The Sense of an Ending is remarkable.
Author: Julian barnes
Year of Publication: August 2011
PLOT: 5/5
CHARACTERS: 4/5
WRITING: 5/5
CLIMAX: 5/5
ENTERTAINMENT: 5/5
“This was another of our fears: that Life wouldn’t turn out to be like Literature.”
For the first few chapters, this reads like a routine account of the life of a common man who isn’t aware of the people around him and doesn’t think much of himself. The fact that two distinct stories were being written simultaneously is only revealed towards the conclusion, and even though the hints to the second story were so obvious, you can only realize them in retrospect and wonder how you could have missed them. You question how the main character could have misunderstood, overlooked, and ignored them as well. Or did he? Perhaps he was only able to connect the dots in retrospect.
Julian Barnes writing is genius & delicious. In this gripping book, a middle-aged man struggles with a history he has never given much thought to—until two best pals from boyhood, one dead and the other painfully alive, return with a vengeance. After creating a life for himself, Tony Webster believed he had left all of this behind. By this point, his marriage, family, and profession had ended in a civil divorce and retirement. However, he is later confronted with an enigmatic inheritance that forces him to reevaluate his understanding of many concepts he had previously accepted as true as well as his assessment of his own character and role in the universe.
This is unquestionably one of the novels I heartily recommend! A novel of extraordinary psychological and emotional depth and sophistication that begs to be read in one sitting. This book explores narratives—the stories we tell ourselves about the past—in a fascinating way. This book challenges the reader to consider their own stories.
Favourite quotes that stayed for long with me:
What you end up remembering isn’t always the same as what you have witnessed.
History isn’t the lies of the victors, as I once glibly assured Old Joe Hunt; I know that now. It’s more the memories of the survivors, most of whom are neither victorious or defeated.
I had wanted life not to bother me too much, and had succeeded—and how pitiful that was.

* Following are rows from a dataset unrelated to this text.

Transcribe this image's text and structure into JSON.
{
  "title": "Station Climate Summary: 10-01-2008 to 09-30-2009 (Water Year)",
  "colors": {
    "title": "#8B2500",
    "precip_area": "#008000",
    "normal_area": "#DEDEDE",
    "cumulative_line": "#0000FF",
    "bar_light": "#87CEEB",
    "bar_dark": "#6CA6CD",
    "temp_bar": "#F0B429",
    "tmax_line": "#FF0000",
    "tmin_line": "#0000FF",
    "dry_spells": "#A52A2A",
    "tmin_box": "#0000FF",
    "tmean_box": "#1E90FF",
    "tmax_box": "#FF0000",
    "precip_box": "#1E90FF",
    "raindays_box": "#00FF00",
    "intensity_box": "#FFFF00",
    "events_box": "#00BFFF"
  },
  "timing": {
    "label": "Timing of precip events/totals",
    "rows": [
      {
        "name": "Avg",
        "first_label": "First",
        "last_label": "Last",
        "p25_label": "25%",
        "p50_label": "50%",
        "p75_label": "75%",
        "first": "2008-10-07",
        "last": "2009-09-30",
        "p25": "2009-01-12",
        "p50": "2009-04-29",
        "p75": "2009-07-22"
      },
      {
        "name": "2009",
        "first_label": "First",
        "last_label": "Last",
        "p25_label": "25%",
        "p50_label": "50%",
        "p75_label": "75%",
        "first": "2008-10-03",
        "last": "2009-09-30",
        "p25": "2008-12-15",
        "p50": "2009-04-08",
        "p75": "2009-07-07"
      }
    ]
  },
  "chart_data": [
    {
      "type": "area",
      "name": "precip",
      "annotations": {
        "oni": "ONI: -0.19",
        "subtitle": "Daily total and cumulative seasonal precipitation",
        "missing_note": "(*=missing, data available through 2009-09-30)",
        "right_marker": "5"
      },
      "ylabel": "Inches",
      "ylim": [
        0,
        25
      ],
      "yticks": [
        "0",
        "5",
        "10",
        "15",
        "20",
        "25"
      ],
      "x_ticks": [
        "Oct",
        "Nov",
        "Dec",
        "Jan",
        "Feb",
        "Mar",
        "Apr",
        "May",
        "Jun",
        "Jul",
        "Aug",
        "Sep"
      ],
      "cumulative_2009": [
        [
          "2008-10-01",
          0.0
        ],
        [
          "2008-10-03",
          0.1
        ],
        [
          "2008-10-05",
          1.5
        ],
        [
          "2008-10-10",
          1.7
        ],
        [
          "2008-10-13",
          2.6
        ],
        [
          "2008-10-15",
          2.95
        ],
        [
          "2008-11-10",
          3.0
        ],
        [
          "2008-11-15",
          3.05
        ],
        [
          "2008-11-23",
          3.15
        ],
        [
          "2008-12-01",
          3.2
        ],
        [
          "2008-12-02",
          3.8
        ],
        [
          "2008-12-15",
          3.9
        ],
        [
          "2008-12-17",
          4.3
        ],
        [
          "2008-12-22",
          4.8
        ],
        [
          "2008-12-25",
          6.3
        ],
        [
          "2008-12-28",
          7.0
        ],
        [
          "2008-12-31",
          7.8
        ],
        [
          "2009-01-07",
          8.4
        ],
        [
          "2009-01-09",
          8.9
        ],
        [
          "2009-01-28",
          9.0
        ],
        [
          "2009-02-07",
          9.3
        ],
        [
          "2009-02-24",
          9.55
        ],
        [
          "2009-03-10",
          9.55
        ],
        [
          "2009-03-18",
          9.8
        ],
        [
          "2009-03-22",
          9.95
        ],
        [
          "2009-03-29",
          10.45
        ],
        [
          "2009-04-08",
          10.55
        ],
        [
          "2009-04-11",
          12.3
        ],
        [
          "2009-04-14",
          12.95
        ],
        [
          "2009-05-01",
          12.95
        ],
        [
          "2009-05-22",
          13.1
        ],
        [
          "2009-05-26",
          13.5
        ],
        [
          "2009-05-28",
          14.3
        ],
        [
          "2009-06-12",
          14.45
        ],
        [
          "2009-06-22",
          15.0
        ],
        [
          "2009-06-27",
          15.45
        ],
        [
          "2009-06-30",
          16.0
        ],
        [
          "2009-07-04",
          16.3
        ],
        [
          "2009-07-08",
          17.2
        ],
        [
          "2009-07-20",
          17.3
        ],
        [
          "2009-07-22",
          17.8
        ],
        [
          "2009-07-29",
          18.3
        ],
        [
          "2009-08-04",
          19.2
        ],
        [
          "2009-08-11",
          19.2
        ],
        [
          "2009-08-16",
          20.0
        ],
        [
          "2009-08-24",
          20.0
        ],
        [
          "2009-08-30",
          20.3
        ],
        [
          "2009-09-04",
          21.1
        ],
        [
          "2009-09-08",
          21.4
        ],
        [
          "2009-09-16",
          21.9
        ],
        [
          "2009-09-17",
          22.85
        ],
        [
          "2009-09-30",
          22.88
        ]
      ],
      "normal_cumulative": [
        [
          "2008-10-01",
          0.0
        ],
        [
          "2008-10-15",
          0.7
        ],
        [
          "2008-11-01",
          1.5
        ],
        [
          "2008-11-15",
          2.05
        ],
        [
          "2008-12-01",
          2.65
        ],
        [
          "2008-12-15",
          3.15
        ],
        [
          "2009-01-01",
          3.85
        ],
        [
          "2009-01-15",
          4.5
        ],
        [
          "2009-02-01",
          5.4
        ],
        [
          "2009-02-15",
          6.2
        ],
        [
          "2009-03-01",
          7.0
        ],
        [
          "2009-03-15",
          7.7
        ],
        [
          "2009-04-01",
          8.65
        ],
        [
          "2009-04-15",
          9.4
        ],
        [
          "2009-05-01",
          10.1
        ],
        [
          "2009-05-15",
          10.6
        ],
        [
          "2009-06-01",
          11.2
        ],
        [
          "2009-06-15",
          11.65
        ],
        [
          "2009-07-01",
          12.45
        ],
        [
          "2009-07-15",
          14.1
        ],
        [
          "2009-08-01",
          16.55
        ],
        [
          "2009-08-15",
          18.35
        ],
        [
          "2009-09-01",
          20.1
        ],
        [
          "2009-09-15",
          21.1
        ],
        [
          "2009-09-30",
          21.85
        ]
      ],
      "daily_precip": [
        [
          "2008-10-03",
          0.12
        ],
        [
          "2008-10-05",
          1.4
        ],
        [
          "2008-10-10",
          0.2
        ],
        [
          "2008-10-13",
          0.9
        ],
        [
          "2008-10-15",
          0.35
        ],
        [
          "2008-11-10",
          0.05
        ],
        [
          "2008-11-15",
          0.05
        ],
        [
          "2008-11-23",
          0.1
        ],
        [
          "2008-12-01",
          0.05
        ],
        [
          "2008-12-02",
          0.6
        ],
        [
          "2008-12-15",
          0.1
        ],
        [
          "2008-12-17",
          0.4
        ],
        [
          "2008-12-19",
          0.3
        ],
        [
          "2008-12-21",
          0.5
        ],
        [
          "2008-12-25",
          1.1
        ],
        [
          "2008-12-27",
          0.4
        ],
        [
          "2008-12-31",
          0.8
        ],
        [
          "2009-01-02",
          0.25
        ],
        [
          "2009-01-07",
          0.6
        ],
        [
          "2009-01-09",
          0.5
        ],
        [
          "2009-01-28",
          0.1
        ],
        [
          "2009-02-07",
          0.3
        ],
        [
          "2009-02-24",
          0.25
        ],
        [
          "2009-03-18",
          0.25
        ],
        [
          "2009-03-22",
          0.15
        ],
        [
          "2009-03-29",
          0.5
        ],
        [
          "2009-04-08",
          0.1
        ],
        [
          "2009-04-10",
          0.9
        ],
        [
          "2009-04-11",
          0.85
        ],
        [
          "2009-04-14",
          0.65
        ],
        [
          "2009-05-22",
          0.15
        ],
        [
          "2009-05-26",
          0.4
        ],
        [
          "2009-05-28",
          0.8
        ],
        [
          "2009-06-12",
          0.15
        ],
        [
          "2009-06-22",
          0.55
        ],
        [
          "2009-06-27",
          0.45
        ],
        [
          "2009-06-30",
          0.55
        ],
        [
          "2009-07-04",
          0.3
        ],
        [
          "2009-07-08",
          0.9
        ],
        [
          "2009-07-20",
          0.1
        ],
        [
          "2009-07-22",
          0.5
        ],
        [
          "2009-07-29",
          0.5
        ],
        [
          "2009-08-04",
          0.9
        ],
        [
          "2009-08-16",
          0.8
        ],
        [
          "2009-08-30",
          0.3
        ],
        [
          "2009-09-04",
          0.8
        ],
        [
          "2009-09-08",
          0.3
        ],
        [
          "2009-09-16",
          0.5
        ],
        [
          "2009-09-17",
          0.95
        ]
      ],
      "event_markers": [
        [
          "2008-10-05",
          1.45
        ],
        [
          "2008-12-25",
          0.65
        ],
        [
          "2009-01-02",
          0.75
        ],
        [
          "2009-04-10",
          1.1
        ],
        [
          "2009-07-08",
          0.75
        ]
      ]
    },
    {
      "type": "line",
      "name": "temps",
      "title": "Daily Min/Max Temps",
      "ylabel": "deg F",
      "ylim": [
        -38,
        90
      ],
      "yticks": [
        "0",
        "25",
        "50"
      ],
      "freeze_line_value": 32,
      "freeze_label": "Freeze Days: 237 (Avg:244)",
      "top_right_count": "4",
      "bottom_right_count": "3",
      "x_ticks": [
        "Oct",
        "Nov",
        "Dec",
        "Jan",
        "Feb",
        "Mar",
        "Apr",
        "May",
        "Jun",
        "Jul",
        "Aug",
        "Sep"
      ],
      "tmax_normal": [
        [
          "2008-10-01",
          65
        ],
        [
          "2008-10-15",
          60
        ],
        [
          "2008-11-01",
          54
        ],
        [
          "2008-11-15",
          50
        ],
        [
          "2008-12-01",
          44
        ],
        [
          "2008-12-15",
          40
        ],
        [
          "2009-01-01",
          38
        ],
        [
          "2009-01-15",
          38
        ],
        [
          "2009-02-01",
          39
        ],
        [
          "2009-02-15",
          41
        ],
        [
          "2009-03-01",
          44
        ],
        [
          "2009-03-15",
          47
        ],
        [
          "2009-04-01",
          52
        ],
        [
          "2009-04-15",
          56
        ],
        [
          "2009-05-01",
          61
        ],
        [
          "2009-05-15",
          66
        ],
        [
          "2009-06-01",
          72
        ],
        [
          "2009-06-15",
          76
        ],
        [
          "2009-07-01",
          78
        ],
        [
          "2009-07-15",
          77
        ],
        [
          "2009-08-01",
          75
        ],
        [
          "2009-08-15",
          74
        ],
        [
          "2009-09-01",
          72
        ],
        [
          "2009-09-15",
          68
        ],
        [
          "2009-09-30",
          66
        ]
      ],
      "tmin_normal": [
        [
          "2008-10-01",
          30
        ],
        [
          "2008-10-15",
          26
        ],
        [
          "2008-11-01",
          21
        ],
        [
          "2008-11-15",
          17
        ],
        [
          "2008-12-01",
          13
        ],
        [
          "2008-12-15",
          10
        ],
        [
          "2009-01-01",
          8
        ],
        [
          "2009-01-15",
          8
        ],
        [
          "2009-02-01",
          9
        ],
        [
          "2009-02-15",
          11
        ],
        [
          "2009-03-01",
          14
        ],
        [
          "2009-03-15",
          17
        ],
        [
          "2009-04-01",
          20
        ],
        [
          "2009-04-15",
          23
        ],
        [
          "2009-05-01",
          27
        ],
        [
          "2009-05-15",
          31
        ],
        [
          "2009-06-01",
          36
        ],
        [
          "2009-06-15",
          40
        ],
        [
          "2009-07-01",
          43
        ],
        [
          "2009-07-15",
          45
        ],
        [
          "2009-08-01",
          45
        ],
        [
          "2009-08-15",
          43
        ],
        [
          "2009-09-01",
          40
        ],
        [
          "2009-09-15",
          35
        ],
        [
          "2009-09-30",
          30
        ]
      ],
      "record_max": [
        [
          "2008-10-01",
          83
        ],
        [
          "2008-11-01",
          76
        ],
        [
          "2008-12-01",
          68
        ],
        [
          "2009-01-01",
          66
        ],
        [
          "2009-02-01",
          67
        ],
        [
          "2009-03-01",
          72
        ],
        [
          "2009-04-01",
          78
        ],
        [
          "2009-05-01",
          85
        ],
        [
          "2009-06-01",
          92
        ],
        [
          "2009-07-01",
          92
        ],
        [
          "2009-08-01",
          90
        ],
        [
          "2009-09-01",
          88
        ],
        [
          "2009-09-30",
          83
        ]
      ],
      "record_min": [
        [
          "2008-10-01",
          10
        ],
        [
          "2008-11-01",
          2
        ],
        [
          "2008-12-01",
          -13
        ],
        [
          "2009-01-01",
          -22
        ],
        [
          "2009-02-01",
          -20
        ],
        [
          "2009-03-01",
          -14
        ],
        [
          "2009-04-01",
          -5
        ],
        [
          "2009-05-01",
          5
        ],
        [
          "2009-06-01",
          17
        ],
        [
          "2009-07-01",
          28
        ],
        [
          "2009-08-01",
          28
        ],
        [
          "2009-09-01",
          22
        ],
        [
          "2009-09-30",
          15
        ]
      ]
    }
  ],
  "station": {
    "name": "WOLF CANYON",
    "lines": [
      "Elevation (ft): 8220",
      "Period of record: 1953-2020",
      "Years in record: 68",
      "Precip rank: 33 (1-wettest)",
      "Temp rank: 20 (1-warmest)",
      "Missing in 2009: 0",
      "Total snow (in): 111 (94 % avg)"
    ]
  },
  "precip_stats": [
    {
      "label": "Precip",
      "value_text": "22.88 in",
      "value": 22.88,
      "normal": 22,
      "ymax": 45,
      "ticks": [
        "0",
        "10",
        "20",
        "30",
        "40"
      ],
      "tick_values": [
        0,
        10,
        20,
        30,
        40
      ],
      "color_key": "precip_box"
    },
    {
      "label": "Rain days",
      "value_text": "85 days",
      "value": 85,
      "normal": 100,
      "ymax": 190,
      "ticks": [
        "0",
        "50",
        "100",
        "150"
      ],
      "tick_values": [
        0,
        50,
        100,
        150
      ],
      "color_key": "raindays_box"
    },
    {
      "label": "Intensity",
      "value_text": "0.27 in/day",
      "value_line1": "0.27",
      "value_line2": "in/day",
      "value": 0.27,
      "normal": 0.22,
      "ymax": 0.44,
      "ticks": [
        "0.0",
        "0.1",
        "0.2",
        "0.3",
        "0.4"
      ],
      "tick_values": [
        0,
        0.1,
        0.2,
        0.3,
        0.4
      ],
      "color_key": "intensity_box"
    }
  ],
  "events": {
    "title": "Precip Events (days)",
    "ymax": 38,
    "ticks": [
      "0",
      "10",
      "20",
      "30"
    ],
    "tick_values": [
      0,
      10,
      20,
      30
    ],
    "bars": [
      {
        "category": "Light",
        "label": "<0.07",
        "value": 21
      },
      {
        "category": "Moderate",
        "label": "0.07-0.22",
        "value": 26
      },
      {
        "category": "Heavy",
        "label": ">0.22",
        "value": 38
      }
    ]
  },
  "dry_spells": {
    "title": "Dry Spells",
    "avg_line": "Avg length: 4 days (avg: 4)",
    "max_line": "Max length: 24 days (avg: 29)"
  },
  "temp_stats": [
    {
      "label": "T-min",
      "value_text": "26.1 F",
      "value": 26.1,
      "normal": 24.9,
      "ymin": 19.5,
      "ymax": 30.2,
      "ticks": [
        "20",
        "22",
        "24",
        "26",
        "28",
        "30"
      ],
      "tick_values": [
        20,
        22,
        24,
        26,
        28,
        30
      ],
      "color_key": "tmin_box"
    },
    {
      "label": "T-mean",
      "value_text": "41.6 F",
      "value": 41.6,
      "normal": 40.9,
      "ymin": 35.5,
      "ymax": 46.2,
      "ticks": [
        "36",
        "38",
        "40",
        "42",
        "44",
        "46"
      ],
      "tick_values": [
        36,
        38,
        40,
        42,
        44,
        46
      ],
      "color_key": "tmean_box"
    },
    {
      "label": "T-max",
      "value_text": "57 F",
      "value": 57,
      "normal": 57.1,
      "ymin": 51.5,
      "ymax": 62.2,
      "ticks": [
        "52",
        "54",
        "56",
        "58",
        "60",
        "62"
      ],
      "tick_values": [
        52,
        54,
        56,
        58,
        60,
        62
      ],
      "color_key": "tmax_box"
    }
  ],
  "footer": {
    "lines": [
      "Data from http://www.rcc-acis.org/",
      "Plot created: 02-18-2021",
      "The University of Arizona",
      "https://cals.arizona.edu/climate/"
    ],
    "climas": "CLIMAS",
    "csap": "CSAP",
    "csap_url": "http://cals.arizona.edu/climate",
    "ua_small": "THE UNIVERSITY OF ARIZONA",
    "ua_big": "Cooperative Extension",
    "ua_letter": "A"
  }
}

What did I know of life, I who had lived so carefully? Who had neither won nor lost, but just let life happen to him? Who had the usual ambitions and settled all too quickly for them not being realised? Who avoided being hurt and called it a capacity for survival? Who paid his bills, stayed on good terms with everyone as far as possible, for whom ecstasy and despair soon became just words once read in novels? One whose self-rebukes never really inflicted pain? Well, there was all this to reflect upon, while I endured a special kind of remorse: a hurt inflicted at long last on one who always thought he knew how to avoid being hurt—and inflicted for precisely that reason.
The more you learn, the less you fear. “Learn” not in the sense of academic study, but in the practical understanding of life.
The book The Sense of an Ending explores memory, how it helps and fails us, and how our perceptions of the past are influenced by our desires for certain answers.